Одиннадцать часов. Люка возвращается с радиостанции и говорит, что в полночь прибывает самолет из Дакара. На борту все в порядке. В ноль часов десять минут почту уже перегрузят в мою машину, и я полечу на север. Старательно бреюсь перед щербатым зеркальцем. Время от времени, с мохнатым полотенцем вокруг шеи, подхожу к двери и оглядываю нескончаемые пески; ночь ясная, но ветер стихает. Возвращаюсь к зеркалу. Раздумываю. Когда стихает ветер, что дул месяц за месяцем, в небесах нередко начинается кутерьма. Однако пора снаряжаться: аварийные фонарики привязаны к поясу, планшет и карандаши при мне. Иду к Нери, сегодня ночью он у меня радистом. Он тоже бреется. «Ну, как?» – спрашиваю. Пока все в порядке. Это вступление – самая несложная часть полета. Но тут я слышу – что-то потрескивает: о мой фонарик бьется стрекоза. И почему-то екнуло сердце.

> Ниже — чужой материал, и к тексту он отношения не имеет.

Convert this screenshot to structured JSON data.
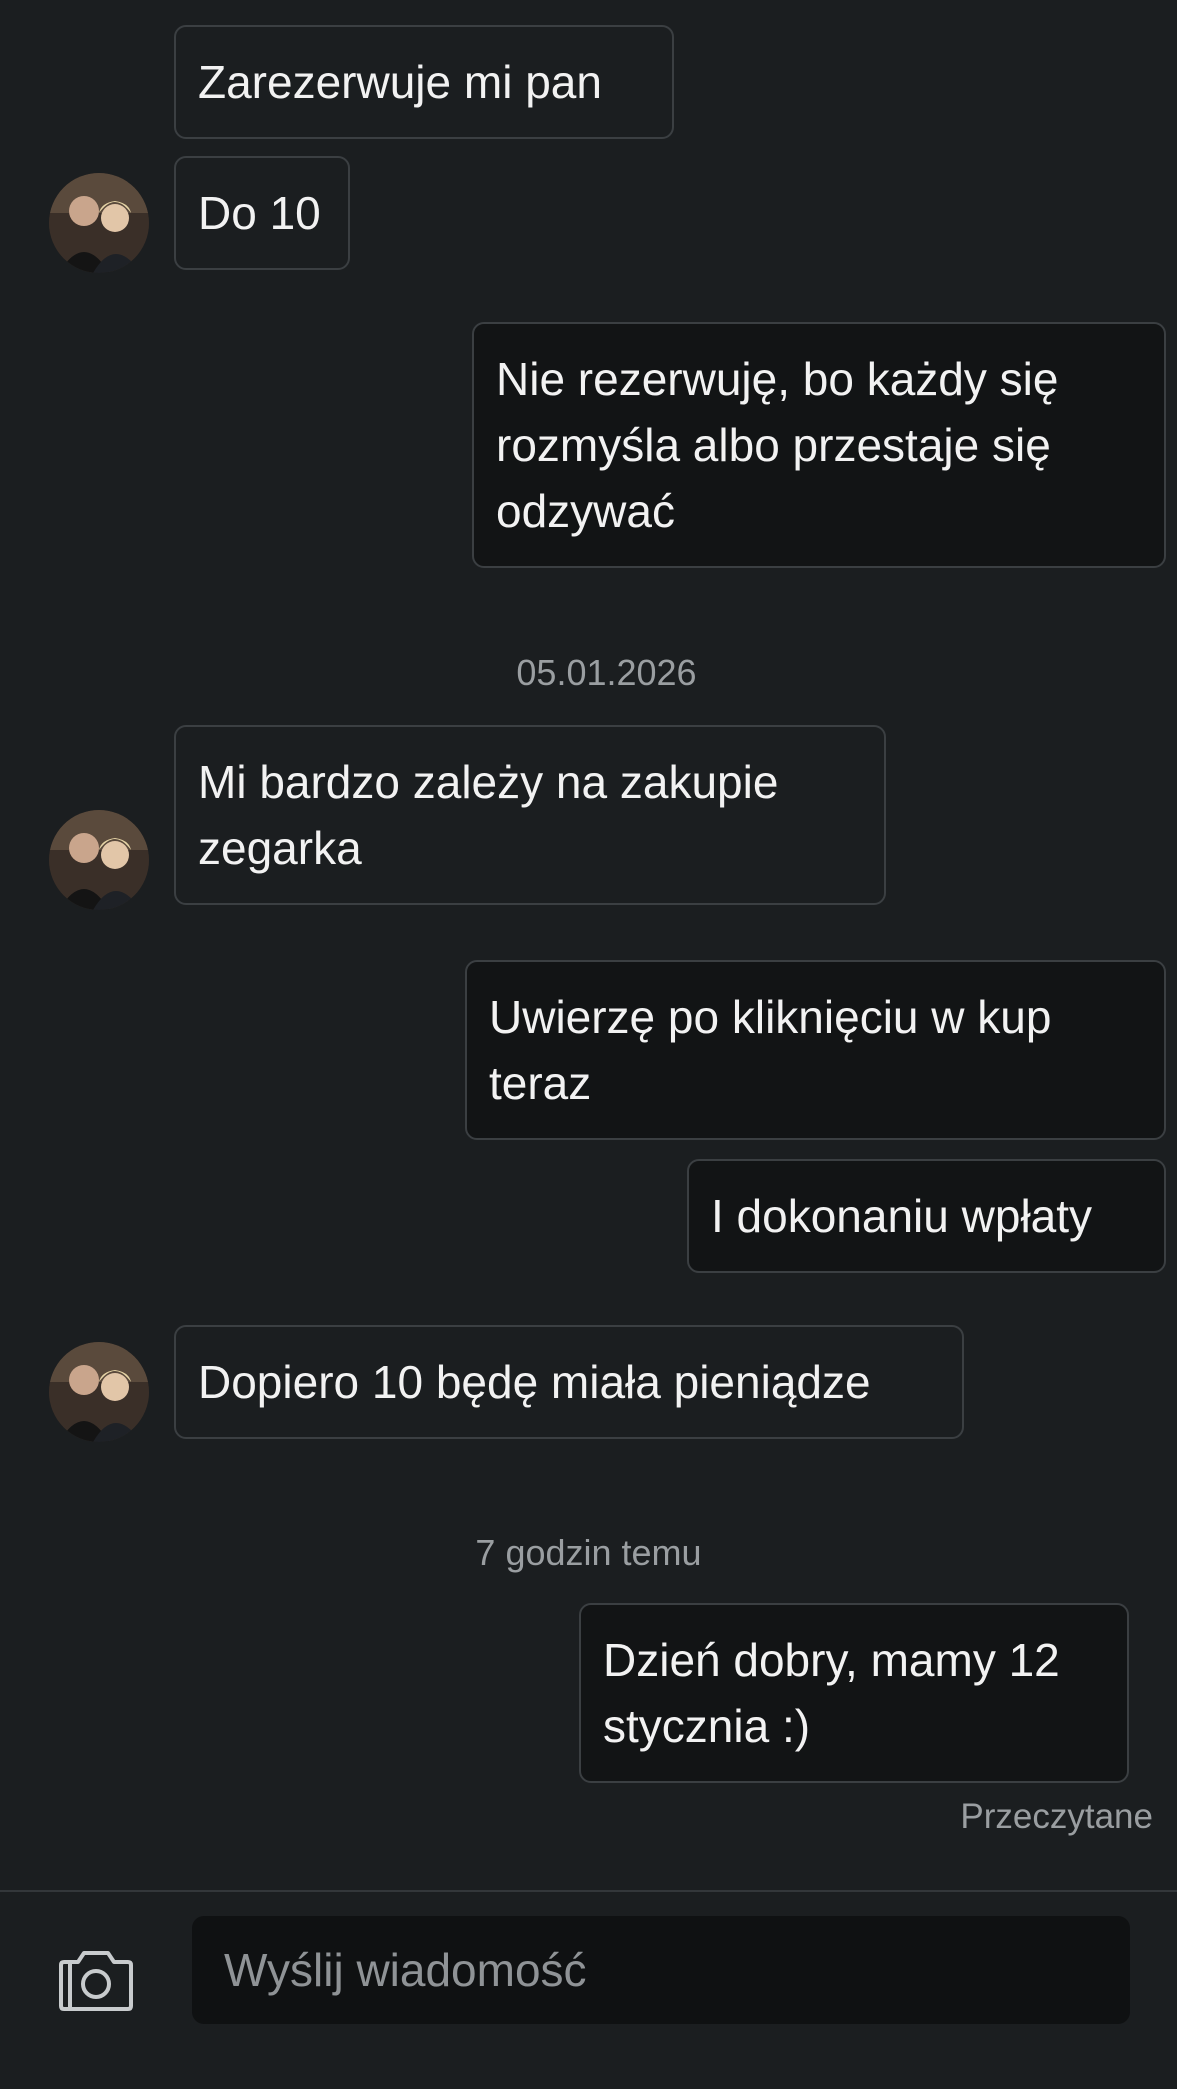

Снова выхожу и смотрю – ночь ясна. Скала в стороне от форта вырезана в небе четко, как днем. В пустыне глубокая, нерушимая тишина, словно в добропорядочном доме. Но вот о мой фонарик ударяются зеленая бабочка и две стрекозы. И опять во мне всколыхнулось неясное чувство, то ли радость, то ли опасение – еще смутное, едва уловимое, возникающее где-то глубоко внутри. Кто-то подает мне весть из неведомого далека. Быть может, это чутье? Опять выхожу – ветер совсем стих. По-прежнему прохладно. Но меня уже предостерегли. Догадываюсь – да, кажется, догадываюсь, чего я жду. Верна ли догадка? Ни небо, ни пески еще не подали знака, но со мной говорили две стрекозы и зеленая бабочка.

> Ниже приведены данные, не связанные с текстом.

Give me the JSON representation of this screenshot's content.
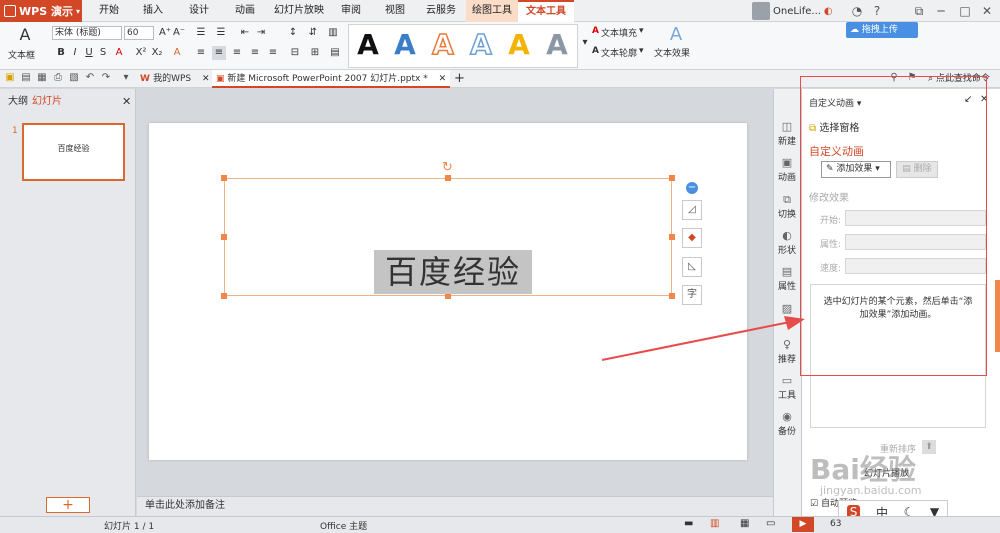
{
  "app": {
    "name": "WPS 演示"
  },
  "menu_tabs": [
    "开始",
    "插入",
    "设计",
    "动画",
    "幻灯片放映",
    "审阅",
    "视图",
    "云服务",
    "绘图工具",
    "文本工具"
  ],
  "user": {
    "name": "OneLife...",
    "sync_label": "拖拽上传"
  },
  "ribbon": {
    "textbox_label": "文本框",
    "font_name": "宋体 (标题)",
    "font_size": "60",
    "text_fill": "文本填充",
    "text_outline": "文本轮廓",
    "text_effect": "文本效果",
    "wordart_glyph": "A"
  },
  "tabs_bar": {
    "my_wps": "我的WPS",
    "document": "新建 Microsoft PowerPoint 2007 幻灯片.pptx *",
    "add": "+",
    "search": "点此查找命令"
  },
  "left_panel": {
    "tab_outline": "大纲",
    "tab_slides": "幻灯片",
    "slide_number": "1",
    "thumb_text": "百度经验"
  },
  "slide": {
    "text": "百度经验"
  },
  "notes": {
    "placeholder": "单击此处添加备注"
  },
  "sidebar": [
    {
      "label": "新建",
      "icon": "new-icon"
    },
    {
      "label": "动画",
      "icon": "animation-icon"
    },
    {
      "label": "切换",
      "icon": "transition-icon"
    },
    {
      "label": "形状",
      "icon": "shape-icon"
    },
    {
      "label": "属性",
      "icon": "property-icon"
    },
    {
      "label": "",
      "icon": "picture-icon"
    },
    {
      "label": "推荐",
      "icon": "recommend-icon"
    },
    {
      "label": "工具",
      "icon": "tool-icon"
    },
    {
      "label": "备份",
      "icon": "backup-icon"
    }
  ],
  "task_pane": {
    "header": "自定义动画",
    "select_pane": "选择窗格",
    "section_title": "自定义动画",
    "add_effect": "添加效果",
    "delete": "删除",
    "modify_title": "修改效果",
    "start": "开始:",
    "property": "属性:",
    "speed": "速度:",
    "hint": "选中幻灯片的某个元素，然后单击“添加效果”添加动画。",
    "reorder": "重新排序",
    "slideshow": "幻灯片播放",
    "autopreview": "自动预览"
  },
  "status_bar": {
    "slide_count": "幻灯片 1 / 1",
    "theme": "Office 主题",
    "zoom": "63"
  },
  "watermark": {
    "text": "Bai经验",
    "url": "jingyan.baidu.com"
  },
  "ime_bar": [
    "S",
    "中",
    "☾",
    "▼"
  ],
  "colors": {
    "accent": "#d24726",
    "arrow": "#e84b4b",
    "sync": "#4a90e2"
  }
}
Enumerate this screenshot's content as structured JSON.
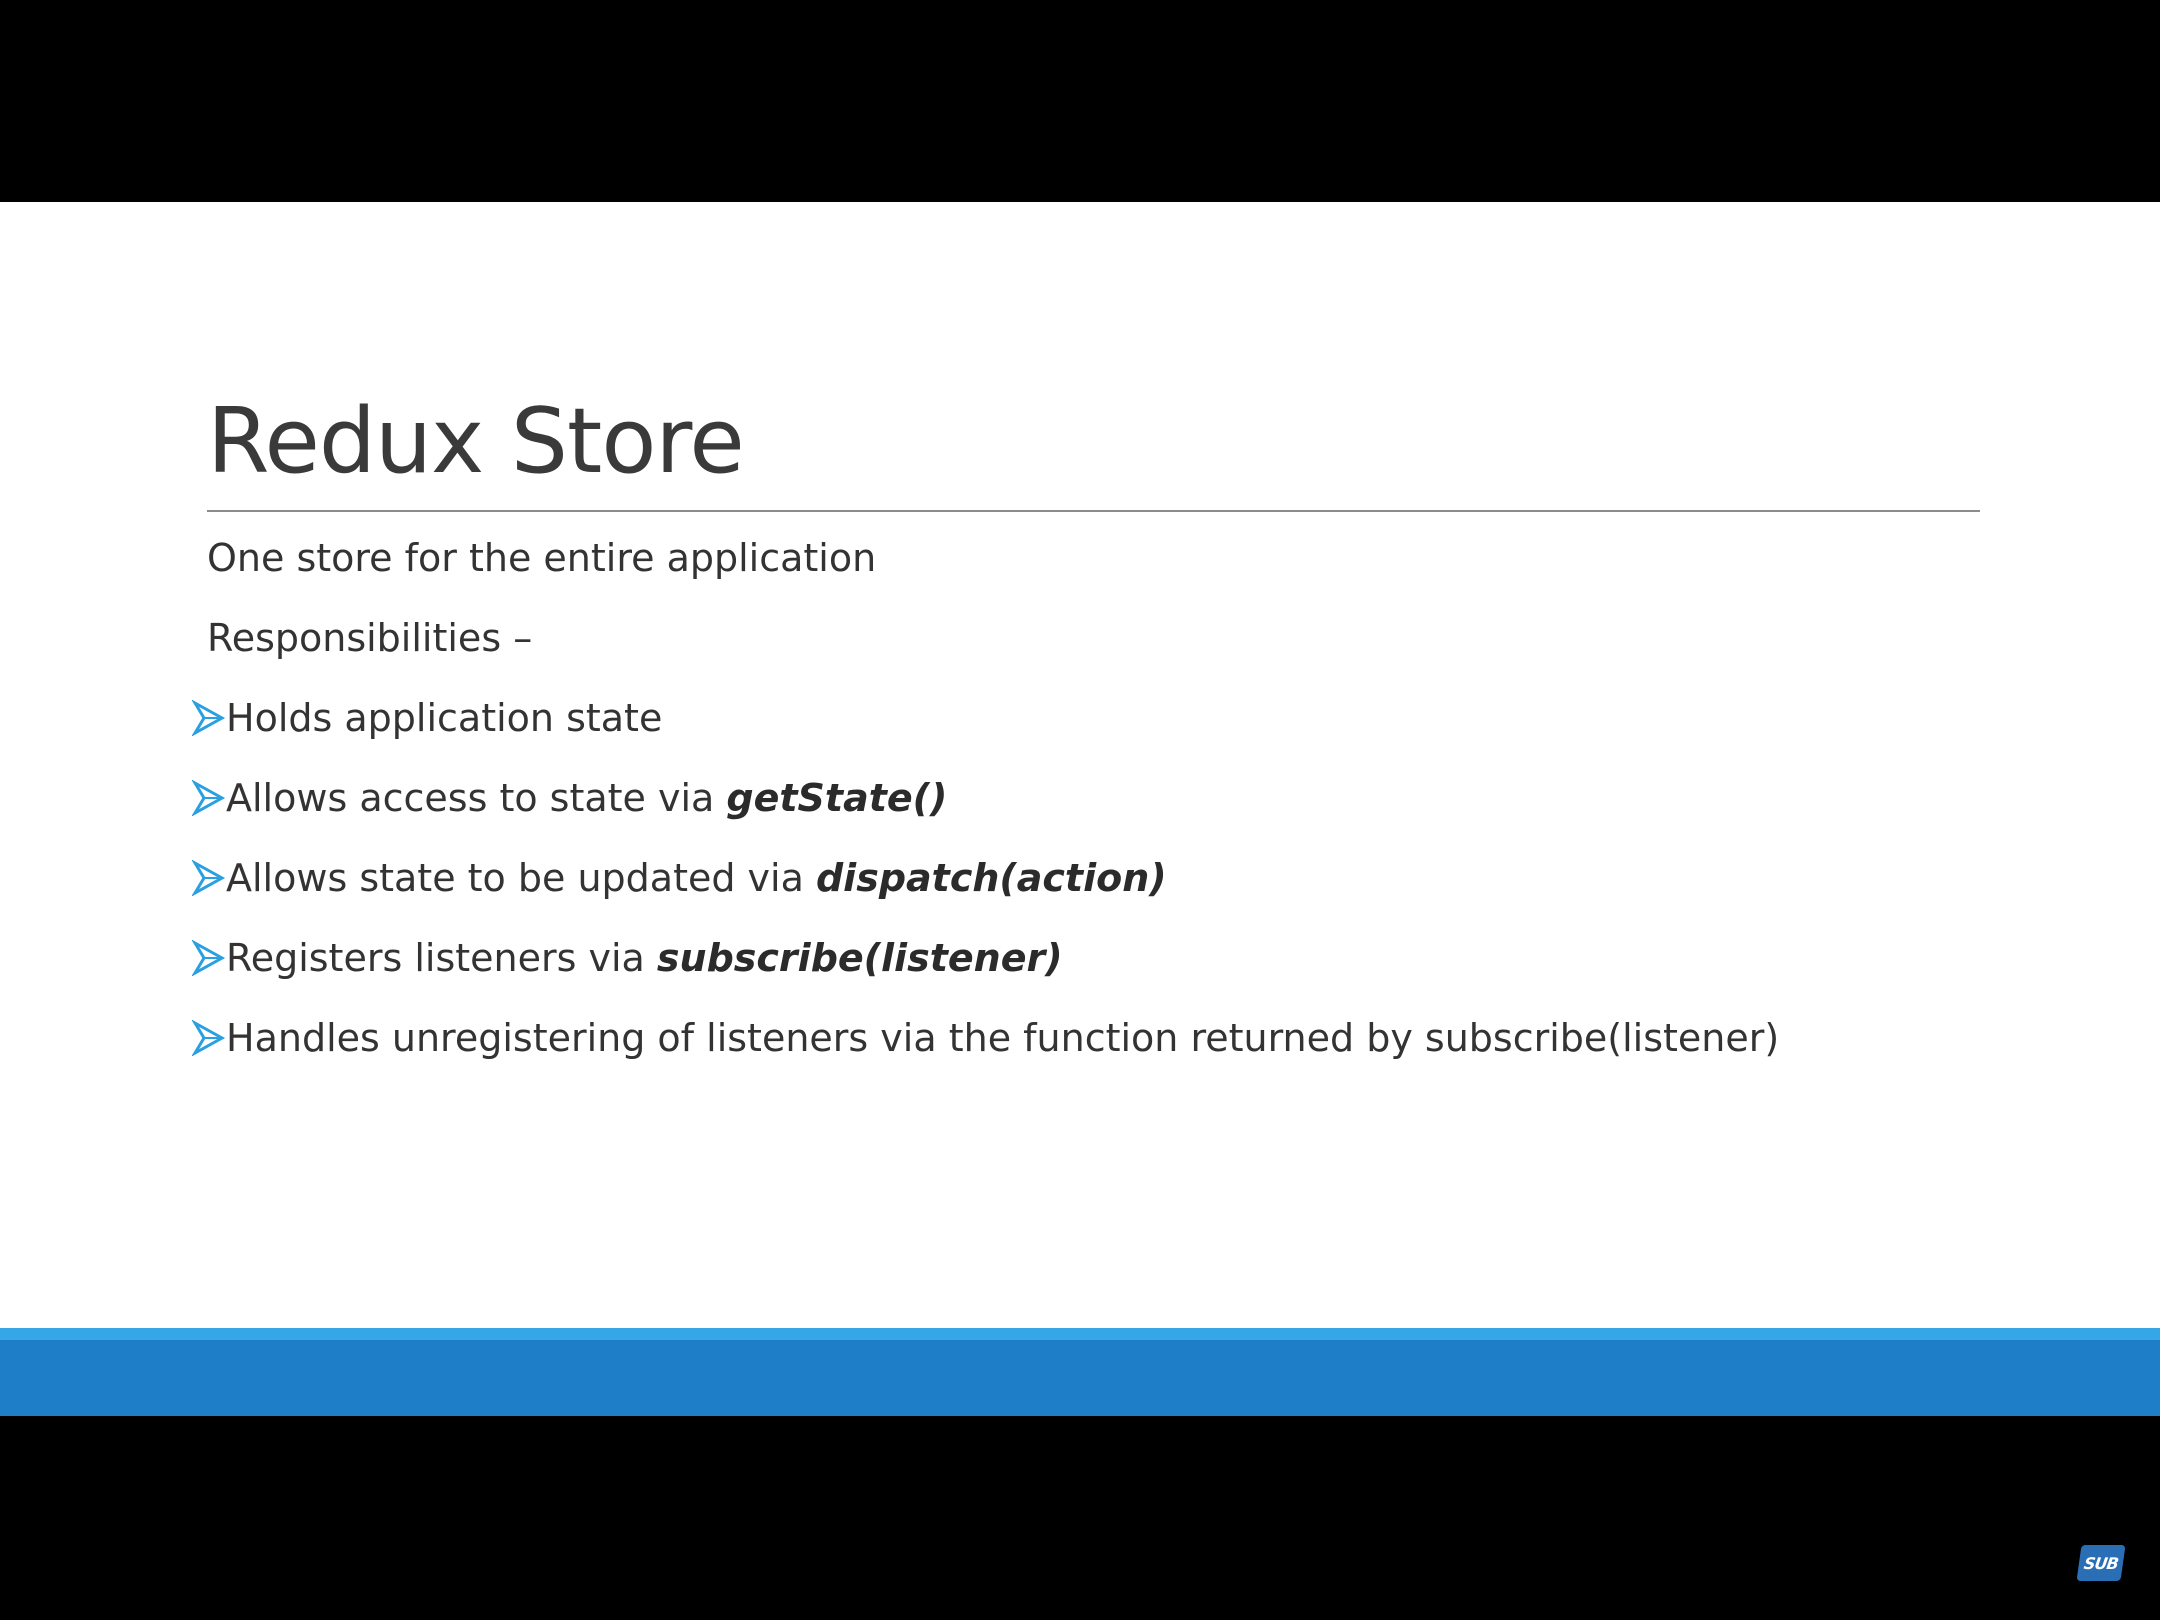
{
  "slide": {
    "title": "Redux Store",
    "paragraphs": [
      "One store for the entire application",
      "Responsibilities –"
    ],
    "bullets": [
      {
        "text": "Holds application state",
        "code": ""
      },
      {
        "text": "Allows access to state via ",
        "code": "getState()"
      },
      {
        "text": "Allows state to be updated via ",
        "code": "dispatch(action)"
      },
      {
        "text": "Registers listeners via ",
        "code": "subscribe(listener)"
      },
      {
        "text": "Handles unregistering of listeners via the function returned by subscribe(listener)",
        "code": ""
      }
    ],
    "bullet_icon": "arrowhead-bullet-icon",
    "accent_color": "#1e7ec8",
    "accent_highlight_color": "#35a7e6",
    "bullet_color": "#2aa0e0"
  },
  "overlay": {
    "badge_label": "SUB"
  }
}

Поднимаюсь на песчаный бугор и сажусь лицом к востоку. Если я прав, оно не заставит себя ждать. Зачем бы залетели сюда эти стрекозы, чего ищут они за сотни километров от внутренних оазисов? Мелкие обломки, прибитые к берегу, – верный знак, что в открытом море ярится ураган. Так и эти насекомые подсказывают мне, что надвигается песчаная буря с востока, она вымела всех зеленых бабочек из далеких пальмовых рощ. На меня уже брызнула поднятая ею пена. И торжественно, ибо он тому порукой, торжественно, ибо в нем угроза, торжественно, ибо он несет бурю, поднимается восточный ветер. До меня едва долетает почти неуловимый вздох. Я – последняя граница, которой достигла ослабевшая волна.
Если бы за мною, в двадцати шагах, висела какая-нибудь ткань, она бы не колыхнулась. Один только раз ветер обжег меня словно бы предсмертной лаской. Но я знаю, еще несколько секунд – и Сахара переведет дух и снова вздохнет. Не пройдет и трех минут – заполощется указатель ветра на нашем ангаре. Не пройдет и десяти минут – все небо заволокут тучи песка. Сейчас мы ринемся в это пекло, в огневую пляску беснующейся пустыни.

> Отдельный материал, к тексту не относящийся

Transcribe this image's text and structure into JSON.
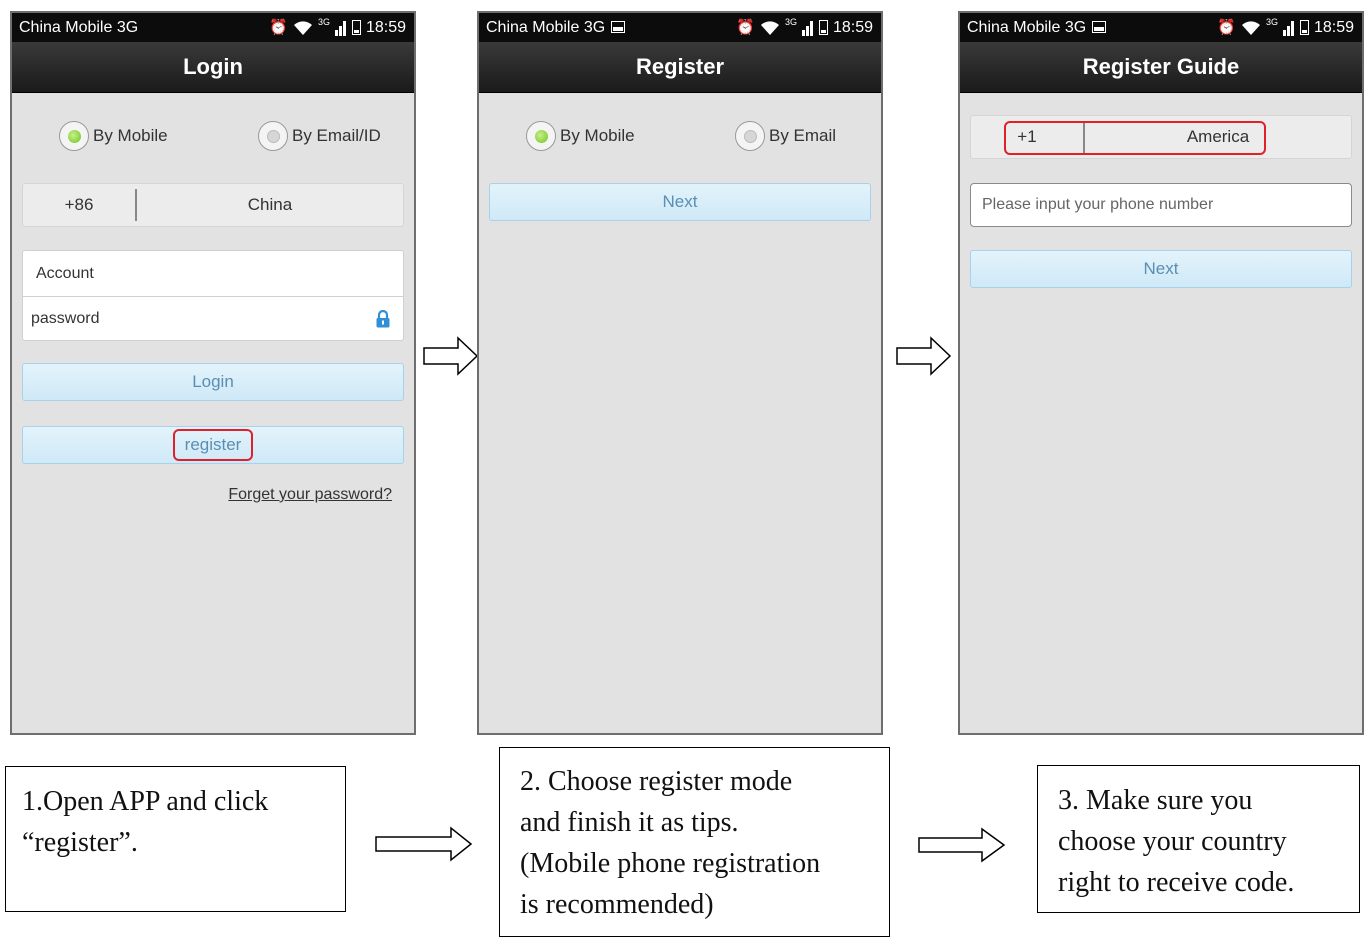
{
  "status": {
    "carrier": "China Mobile 3G",
    "network": "3G",
    "time": "18:59"
  },
  "screen1": {
    "title": "Login",
    "radio_mobile": "By Mobile",
    "radio_email": "By Email/ID",
    "country_code": "+86",
    "country_name": "China",
    "account_placeholder": "Account",
    "password_placeholder": "password",
    "login_label": "Login",
    "register_label": "register",
    "forget_label": "Forget your password?"
  },
  "screen2": {
    "title": "Register",
    "radio_mobile": "By Mobile",
    "radio_email": "By Email",
    "next_label": "Next"
  },
  "screen3": {
    "title": "Register Guide",
    "country_code": "+1",
    "country_name": "America",
    "phone_placeholder": "Please input your phone number",
    "next_label": "Next"
  },
  "captions": {
    "step1": [
      "1.Open APP and click",
      "“register”."
    ],
    "step2": [
      "2. Choose register mode",
      "and finish it as tips.",
      "(Mobile phone registration",
      "is recommended)"
    ],
    "step3": [
      "3. Make sure you",
      "choose your country",
      "right to receive code."
    ]
  },
  "colors": {
    "highlight": "#e2202b",
    "button_text": "#5a8eb3",
    "titlebar": "#1a1a1a"
  },
  "icons": [
    "alarm-icon",
    "wifi-icon",
    "signal-icon",
    "battery-icon",
    "lock-icon",
    "arrow-right-icon",
    "image-thumbnail-icon"
  ]
}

Но я взволнован другим. Неистовая радость переполняет меня: я почуял опасность, как дикарь чутьем, по едва уловимым приметам, угадывает, что сулит завтрашний день; с полуслова я понял тайный язык пустыни, прочел ее нарастающую ярость в трепетных крылышках стрекозы.
В Сахаре мы сталкивались с непокорными племенами. Они появлялись из таких глубин пустыни, куда нам не было доступа, мы только пролетали над ними; осмелев, мавры даже заезжали в Джуби или Сиснерос: купят сахарную голову либо чай и опять канут в неизвестность. Во время этих наездов мы пытались хоть кого-то из них приручить.
Иногда, с разрешения авиакомпании, мы брали в воздух какого-нибудь влиятельного вождя и показывали ему мир с борта самолета. Не мешало сбить с них спесь – ведь они убивали пленных даже не столько из ненависти к европейцам, сколько из презрения. Повстречавшись с нами где-нибудь в окрестностях форта, они даже не давали себе труда браниться. Просто отворачивались и сплевывали. А столь горды они были оттого, что мнили себя всемогущими. Не один такой владыка, выступая в поход с армией в триста воинов, повторял мне: «Скажи спасибо, что до твоей Франции больше ста дней пути…»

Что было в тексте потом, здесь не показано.